I might come over and watch a movie but I can't spend the night. my parents would wonder where i was
you're 26.
I have only been in this city 3 nights and there are already 4 bars I can never go back to again.
Don't you ever say "drinking at 2" as if it's a bad thing again. I'm asking you as a friend here.
Did you know there's no emoticon to really tell you that I just consumed a magic brownie?
fuck your need to drink for whitney a thousand times last night.
I was tied up in bed before noon, the rest of the day can go to hell.
Not sure if it's my shorts, hat, shoes, hair or soul but one of the above just got me drunk again from the glorious aroma of Keystone Light.
She slapped me in the face with a McDouble. Just threw it right at my face while I was driving... That is why we can't bring her out in public.
A particularly funny moment you may have missed; you walked in to the basement to announce that whoever was cooking sausages had left them on the grill for Hella long, only to be told that you were in fact the person grilling.
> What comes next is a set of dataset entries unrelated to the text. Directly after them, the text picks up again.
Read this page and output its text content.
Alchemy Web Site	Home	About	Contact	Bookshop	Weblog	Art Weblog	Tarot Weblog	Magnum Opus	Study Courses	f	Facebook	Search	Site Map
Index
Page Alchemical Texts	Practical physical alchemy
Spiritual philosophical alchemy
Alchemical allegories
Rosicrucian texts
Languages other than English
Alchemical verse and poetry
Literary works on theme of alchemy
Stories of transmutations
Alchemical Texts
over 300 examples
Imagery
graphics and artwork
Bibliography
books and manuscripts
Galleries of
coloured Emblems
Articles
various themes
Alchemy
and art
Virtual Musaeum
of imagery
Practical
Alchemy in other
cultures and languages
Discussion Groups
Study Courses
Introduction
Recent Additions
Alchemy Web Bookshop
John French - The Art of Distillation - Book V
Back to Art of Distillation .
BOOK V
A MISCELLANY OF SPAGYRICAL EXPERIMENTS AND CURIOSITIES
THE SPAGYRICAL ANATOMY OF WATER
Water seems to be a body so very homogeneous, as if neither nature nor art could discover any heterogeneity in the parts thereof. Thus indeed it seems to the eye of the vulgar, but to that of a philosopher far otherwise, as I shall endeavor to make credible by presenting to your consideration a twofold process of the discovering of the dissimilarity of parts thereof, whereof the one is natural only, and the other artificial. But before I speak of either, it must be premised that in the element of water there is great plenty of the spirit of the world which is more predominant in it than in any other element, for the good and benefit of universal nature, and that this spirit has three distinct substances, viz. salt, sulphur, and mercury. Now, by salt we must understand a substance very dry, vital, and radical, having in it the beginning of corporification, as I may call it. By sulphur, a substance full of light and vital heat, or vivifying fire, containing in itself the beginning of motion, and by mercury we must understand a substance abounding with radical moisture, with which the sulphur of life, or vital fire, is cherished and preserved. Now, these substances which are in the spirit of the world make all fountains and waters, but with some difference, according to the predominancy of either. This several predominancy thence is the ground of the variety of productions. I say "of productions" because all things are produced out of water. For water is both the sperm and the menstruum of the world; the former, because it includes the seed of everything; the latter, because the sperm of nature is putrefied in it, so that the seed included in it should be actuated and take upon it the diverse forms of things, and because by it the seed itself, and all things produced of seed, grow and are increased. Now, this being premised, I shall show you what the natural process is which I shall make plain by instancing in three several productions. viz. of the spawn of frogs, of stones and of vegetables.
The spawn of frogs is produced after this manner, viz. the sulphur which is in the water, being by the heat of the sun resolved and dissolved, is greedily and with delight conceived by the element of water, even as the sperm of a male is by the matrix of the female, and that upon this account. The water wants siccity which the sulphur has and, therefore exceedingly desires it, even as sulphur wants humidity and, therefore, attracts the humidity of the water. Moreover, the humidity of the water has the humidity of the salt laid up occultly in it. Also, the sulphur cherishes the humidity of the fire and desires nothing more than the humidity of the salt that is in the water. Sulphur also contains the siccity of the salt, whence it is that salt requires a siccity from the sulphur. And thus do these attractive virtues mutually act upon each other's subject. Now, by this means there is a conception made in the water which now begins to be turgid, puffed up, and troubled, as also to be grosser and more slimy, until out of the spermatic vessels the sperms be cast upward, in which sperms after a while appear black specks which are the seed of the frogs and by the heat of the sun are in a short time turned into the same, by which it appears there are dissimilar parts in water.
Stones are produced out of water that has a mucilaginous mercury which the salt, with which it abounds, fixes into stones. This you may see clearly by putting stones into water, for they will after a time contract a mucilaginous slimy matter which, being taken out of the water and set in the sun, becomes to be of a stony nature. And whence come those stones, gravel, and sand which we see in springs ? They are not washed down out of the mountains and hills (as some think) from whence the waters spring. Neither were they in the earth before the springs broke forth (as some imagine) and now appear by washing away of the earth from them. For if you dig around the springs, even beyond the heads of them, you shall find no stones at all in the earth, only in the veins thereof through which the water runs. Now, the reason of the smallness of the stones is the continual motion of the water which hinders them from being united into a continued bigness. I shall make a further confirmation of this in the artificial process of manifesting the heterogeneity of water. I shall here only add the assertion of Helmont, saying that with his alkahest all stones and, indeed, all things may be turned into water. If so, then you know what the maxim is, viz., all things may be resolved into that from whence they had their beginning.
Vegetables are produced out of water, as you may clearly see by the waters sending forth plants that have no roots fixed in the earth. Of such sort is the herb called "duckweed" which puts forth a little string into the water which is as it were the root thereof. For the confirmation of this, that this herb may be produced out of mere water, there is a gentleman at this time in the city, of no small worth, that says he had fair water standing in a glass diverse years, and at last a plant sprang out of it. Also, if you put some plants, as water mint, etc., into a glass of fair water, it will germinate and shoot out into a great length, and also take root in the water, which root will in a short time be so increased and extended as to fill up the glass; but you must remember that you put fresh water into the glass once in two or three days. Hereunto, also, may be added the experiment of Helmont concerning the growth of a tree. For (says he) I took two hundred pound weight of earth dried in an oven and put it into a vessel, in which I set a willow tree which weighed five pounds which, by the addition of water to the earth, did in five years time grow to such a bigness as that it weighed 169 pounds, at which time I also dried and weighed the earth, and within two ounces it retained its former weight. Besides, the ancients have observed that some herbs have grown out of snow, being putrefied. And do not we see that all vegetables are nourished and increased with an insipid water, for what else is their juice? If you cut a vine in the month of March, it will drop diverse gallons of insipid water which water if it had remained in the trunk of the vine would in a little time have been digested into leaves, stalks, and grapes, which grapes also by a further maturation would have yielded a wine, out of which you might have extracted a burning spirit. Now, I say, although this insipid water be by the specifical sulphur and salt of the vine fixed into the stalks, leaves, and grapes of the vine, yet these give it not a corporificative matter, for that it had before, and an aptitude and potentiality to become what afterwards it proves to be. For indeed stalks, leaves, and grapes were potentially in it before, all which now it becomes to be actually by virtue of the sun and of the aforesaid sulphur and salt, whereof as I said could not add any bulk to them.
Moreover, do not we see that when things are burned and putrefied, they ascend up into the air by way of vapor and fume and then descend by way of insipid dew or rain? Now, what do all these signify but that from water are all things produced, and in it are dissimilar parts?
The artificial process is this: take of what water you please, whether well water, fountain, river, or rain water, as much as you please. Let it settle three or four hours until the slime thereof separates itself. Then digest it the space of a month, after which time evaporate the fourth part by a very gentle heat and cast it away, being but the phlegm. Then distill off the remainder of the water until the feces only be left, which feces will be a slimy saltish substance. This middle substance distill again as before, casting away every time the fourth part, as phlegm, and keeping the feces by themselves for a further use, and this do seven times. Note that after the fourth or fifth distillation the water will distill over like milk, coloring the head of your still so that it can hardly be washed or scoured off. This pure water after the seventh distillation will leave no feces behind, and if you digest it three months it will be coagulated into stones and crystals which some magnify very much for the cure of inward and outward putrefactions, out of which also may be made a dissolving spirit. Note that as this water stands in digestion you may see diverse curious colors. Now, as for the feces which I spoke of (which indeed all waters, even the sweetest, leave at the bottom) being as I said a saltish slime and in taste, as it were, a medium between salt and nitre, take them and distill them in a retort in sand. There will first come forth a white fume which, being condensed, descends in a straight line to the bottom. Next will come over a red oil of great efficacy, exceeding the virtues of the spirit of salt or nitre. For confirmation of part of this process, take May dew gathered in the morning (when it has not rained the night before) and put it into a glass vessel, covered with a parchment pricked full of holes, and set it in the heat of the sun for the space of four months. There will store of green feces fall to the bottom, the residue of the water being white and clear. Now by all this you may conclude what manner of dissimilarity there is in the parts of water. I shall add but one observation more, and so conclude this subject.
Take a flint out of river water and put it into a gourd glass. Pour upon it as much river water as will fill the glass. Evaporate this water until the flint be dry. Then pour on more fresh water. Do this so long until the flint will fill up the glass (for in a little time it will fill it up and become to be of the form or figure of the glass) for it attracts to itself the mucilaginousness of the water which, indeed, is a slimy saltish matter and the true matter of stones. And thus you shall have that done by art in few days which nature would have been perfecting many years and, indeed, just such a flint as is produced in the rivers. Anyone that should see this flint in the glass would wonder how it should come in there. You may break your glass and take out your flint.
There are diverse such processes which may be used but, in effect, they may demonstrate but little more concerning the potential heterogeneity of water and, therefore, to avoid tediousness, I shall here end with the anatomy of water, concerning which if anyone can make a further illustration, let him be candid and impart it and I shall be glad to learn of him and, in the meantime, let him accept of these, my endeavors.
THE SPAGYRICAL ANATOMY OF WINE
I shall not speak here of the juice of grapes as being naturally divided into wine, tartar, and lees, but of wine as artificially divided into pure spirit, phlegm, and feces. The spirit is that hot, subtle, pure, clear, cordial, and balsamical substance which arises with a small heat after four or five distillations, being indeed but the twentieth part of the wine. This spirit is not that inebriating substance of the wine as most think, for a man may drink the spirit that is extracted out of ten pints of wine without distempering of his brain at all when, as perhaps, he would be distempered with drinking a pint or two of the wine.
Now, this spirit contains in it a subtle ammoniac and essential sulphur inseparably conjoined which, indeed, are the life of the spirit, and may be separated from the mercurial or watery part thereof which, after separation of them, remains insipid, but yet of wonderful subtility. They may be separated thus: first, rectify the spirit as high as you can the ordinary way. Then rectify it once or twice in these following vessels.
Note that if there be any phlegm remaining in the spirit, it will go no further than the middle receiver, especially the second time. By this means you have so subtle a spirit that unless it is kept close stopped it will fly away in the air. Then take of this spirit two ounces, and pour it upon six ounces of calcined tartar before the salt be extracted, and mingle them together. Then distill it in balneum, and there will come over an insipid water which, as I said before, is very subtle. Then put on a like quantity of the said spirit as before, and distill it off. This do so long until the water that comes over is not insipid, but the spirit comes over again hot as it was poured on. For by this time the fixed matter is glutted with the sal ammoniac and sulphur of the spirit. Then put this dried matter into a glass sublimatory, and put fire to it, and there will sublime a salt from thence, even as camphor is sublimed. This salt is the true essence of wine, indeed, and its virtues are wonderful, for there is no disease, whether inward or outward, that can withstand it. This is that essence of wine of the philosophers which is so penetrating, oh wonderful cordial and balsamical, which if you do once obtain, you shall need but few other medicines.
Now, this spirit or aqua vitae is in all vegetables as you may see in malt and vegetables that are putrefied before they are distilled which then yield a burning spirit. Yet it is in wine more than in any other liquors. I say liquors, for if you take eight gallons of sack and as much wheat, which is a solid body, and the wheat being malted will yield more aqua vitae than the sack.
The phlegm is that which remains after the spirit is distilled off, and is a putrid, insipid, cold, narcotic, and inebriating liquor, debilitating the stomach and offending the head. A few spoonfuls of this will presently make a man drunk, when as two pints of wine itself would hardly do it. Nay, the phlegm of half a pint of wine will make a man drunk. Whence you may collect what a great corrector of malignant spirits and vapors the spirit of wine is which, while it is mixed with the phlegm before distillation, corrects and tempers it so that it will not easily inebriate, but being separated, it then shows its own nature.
At which point you just said, "the sausages are done" and walked out
he pushed me in the lake knowing full well I had joints on me. that's drug-abuse!!
I'm on the porch day drinking and the neighbor is in his yard screaming about his amazing sandwiches, maybe we should move.
I chatted up the pastor's son on Grindr during the service. Still ridiculing my decision to go to church this morning?
Is there one of me peeing? If so do I look bangable in it
My bed smells like the plague
Listen, all I’m saying is, if you’re lying naked next to a hot chick, you don’t start discussing dental hygiene.